In the race to replace Ms. Lujan Grisham in the House, Deb Haaland, who is campaigning to be the first Native American woman in Congress, took the Democratic nomination. Ms. Haaland, a former state Democratic Party chairwoman, has far outpaced her rivals in fund-raising for a seat that is expected to remain blue.

Among the other states voting on Tuesday were South Dakota, where Kristi Noem won the Republican primary for governor and the opportunity to face Billie Sutton, and Mississippi, which held its primaries for a Senate seat occupied by Roger Wicker. Mr. Wicker, a Republican, won his primary Tuesday night and is expected to be re-elected without major incident.

But Democratic leaders have trained their attention most intensely on to Republican-held House seats in blue states like New Jersey.
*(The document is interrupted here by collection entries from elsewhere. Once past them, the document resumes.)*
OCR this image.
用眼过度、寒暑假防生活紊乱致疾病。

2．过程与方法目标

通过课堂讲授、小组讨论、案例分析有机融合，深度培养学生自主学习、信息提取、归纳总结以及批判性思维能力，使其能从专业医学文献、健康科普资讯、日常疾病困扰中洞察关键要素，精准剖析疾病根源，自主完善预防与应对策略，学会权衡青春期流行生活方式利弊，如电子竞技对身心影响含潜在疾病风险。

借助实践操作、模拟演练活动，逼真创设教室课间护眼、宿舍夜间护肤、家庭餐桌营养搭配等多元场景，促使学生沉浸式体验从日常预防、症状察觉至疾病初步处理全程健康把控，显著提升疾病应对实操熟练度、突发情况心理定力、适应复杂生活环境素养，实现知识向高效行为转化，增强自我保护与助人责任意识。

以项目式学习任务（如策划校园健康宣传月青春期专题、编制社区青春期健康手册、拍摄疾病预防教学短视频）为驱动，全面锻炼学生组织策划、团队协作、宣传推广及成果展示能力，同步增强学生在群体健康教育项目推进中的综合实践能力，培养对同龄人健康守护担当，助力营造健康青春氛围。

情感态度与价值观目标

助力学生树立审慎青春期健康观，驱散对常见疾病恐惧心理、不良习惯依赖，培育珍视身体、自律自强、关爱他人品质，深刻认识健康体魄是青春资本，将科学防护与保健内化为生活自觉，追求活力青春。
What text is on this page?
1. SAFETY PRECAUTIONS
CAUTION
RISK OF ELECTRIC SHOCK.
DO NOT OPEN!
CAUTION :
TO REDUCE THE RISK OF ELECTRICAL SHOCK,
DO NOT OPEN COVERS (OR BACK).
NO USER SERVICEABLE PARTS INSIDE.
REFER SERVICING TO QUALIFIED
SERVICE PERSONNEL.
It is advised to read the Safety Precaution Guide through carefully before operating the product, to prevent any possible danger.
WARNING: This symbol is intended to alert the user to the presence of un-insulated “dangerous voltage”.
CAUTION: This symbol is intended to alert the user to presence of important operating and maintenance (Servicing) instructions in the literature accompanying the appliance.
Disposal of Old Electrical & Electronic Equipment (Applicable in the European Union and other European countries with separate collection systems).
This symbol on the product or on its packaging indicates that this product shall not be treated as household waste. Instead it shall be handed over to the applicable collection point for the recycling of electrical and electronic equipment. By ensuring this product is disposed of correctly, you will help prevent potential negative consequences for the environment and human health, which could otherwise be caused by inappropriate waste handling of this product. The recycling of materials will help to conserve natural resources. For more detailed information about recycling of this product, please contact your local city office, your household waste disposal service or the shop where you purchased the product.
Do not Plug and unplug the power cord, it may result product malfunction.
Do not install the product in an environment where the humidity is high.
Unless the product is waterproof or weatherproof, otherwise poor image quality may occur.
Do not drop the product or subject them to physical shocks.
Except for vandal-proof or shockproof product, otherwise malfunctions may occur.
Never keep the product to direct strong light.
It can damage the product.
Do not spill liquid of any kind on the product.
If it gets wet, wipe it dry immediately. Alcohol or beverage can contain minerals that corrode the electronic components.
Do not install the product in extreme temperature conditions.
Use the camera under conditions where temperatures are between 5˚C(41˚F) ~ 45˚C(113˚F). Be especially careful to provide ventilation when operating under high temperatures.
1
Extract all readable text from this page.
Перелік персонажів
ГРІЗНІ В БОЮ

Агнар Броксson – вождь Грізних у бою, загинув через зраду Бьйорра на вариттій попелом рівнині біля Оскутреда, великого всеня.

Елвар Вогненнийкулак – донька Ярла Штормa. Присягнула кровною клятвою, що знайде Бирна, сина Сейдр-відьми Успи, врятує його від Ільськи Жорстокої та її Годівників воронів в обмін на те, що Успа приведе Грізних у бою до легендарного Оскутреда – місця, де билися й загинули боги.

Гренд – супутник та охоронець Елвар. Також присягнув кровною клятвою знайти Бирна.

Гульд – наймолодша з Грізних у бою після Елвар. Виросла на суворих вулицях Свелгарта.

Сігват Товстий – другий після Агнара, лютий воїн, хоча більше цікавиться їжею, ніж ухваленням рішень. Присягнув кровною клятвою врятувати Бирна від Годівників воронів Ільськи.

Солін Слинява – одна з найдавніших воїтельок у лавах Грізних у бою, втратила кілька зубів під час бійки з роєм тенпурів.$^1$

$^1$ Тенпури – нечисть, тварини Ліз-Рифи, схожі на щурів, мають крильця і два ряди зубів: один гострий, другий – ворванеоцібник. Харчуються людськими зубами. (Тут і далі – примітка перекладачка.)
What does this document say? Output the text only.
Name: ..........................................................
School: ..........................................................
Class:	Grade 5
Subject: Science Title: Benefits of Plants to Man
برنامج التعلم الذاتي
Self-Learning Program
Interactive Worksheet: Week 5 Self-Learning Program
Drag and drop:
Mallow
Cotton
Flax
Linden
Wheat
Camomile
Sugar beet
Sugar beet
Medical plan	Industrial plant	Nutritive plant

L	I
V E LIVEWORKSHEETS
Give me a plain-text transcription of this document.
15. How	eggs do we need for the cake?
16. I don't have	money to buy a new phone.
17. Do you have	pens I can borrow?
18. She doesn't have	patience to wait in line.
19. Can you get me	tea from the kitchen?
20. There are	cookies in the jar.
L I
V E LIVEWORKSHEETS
In the Seventh District along the western part of New Jersey, Representative Leonard Lance easily defeated two challengers Tuesday to win the Republican primary, and is expected to face his first tough general election in a decade for a seat that has been held by Republicans since 1981. His opponent will be Tom Malinowski, a former assistant secretary of state, who had raised more than $1.2 million in his effort to capture the Democratic nomination.

Part of the intense focus on seats in New Jersey involves the unpopularity of Mr. Trump and his policies. The administration’s early signature accomplishments, most notably the overhaul of the tax system, took aim at high-tax states like New Jersey. And the plan to open offshore drilling off the Atlantic Coast drew widespread condemnation up and down the Jersey Shore, a cherished resource and tourism destination.